A Story of Grit and Hope
There are two words that Yanella Molinelli will never say.
“I never say ‘I can’t,” she says. “I say, I’ll try.”
Though her journey to being a United States citizen has been filled with as many ups-and-downs as a rollercoaster, Yanella continues to live out that attitude. She always tries and never quits.
Uruguay is Yanella’s home country, and she initially never thought of leaving it. Yanella and her husband, Israel, owned a local market for years in their hometown, but after a business deal went wrong they wondered if they could stay there.
“We were going to sell the store and a man said he would buy it, but then the money never came,” Yanella said.

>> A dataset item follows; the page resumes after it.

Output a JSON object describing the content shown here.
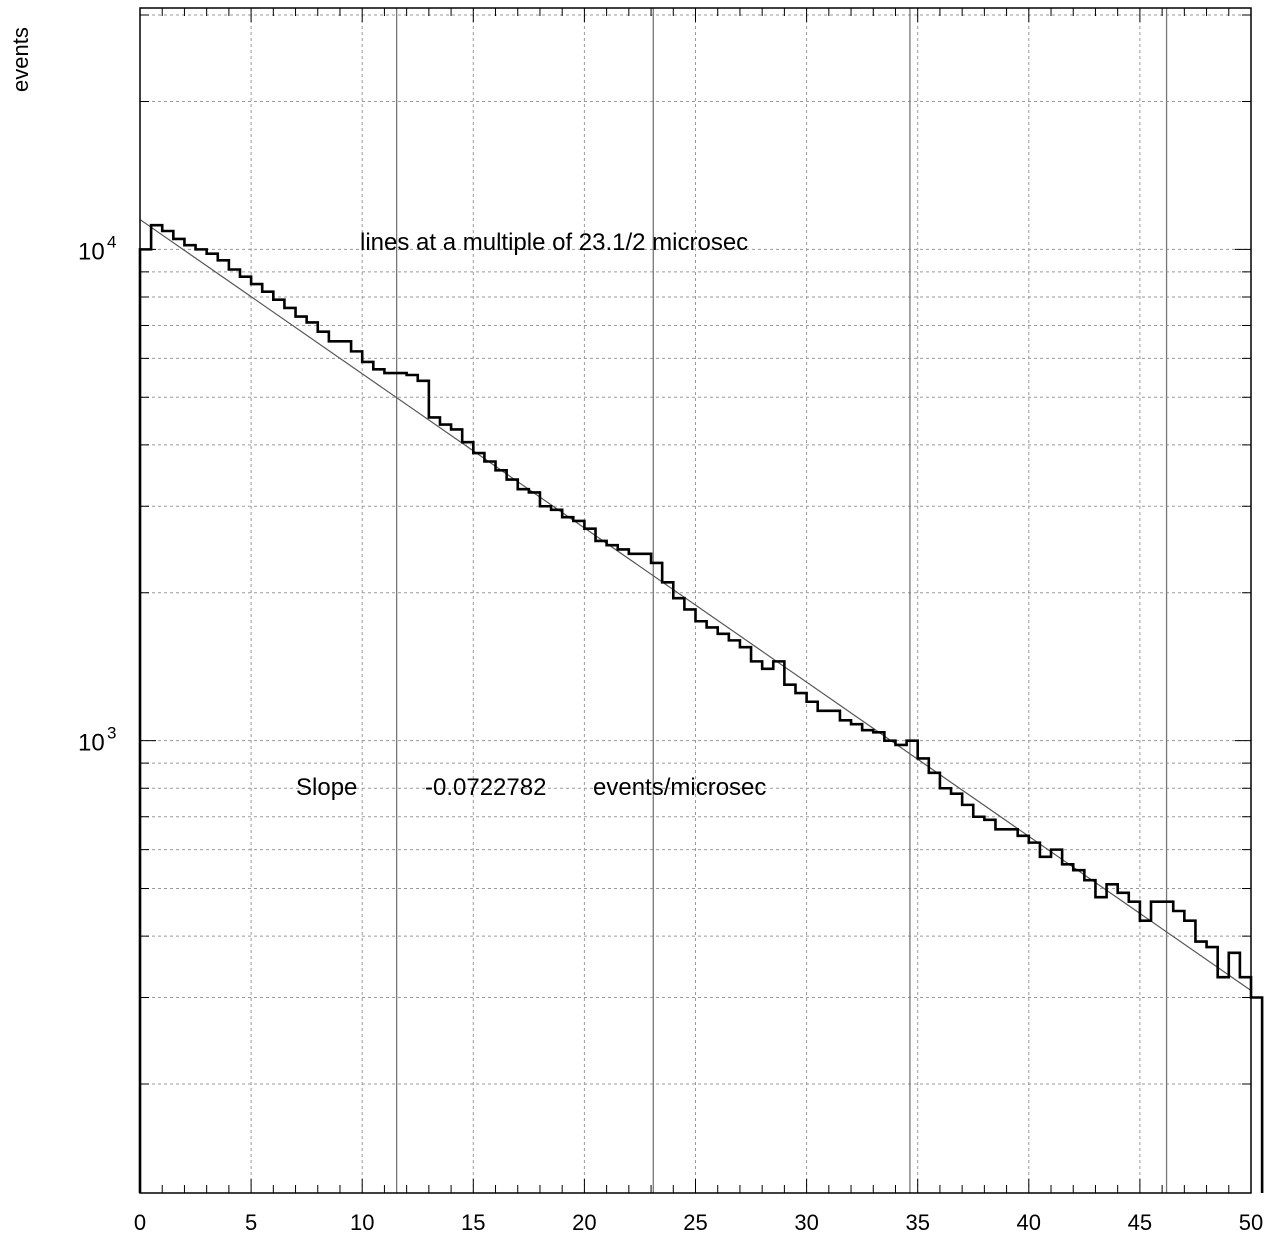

The family’s worst fears were confirmed when their would-be buyer followed Israel home from work one night before threatening to kill him. Scared for their lives, Yanella and Israel decided to leave for a while with the hopes of returning once they would be safe. They chose to stay with a friend in Miami.
It quickly became apparent after their arrival in Miami that Yanella and her family were not going to be able to return home. They received no help from the police, and their lawyer was killed after they left.
Knowing they would be unable to return home, Yanella and Israel decided to stay in the United States. They couldn’t stay with their friend in Miami forever, however, and elected to move to Colorado to ensure their children got the best possible education.
It wasn’t easy. Yanella and Israel had no connections in Colorado. They knew little English, though their children spoke it at the time of the move. And since their lawyer had been killed, the family had almost no money from the eventual sale of the store to move with.
And through it was hard, Yanella refused to say “I can’t.”
Both Yanella and Israel found work in Colorado while their four kids graduated from school. They took whatever jobs would pay the rent and get their children through school. Their work has paid off. All four kids now have degrees and are working across the western United States.
Just over a year ago, Yanella and Israel moved to Spokane in search of work. Yanella enrolled in an employment program with World Relief Spokane that focuses on removing barriers to work and building skills.
As part of the program, a World Relief employment specialist helped place Yanella at a work-based-learning site where World Relief paid her to work for three months. The company loved her, but was not able to hire her because she did not have a GED. True to form, Yanella didn’t let that stop her and started classes to get her GED.
Soon after starting employment classes at World Relief, Yanella found out that she met the qualifications to become a United States citizen. She had been in the country for the required about of time and now speaks good English, another result of her hard work. Yanella was so excited about becoming a citizen that she chose to take World Relief’s citizenship class while also studying for her GED.
Yanella became a citizen in December and earned her GED a couple of months later. She will vote in her first American election this November.
“I am happy,” she said. “It was hard. I studied at night for my GED and for my citizenship. But now I am happy.”
Andrew Goodwin, World Relief Spokane’s Digital Communications Assistant, wrote this story.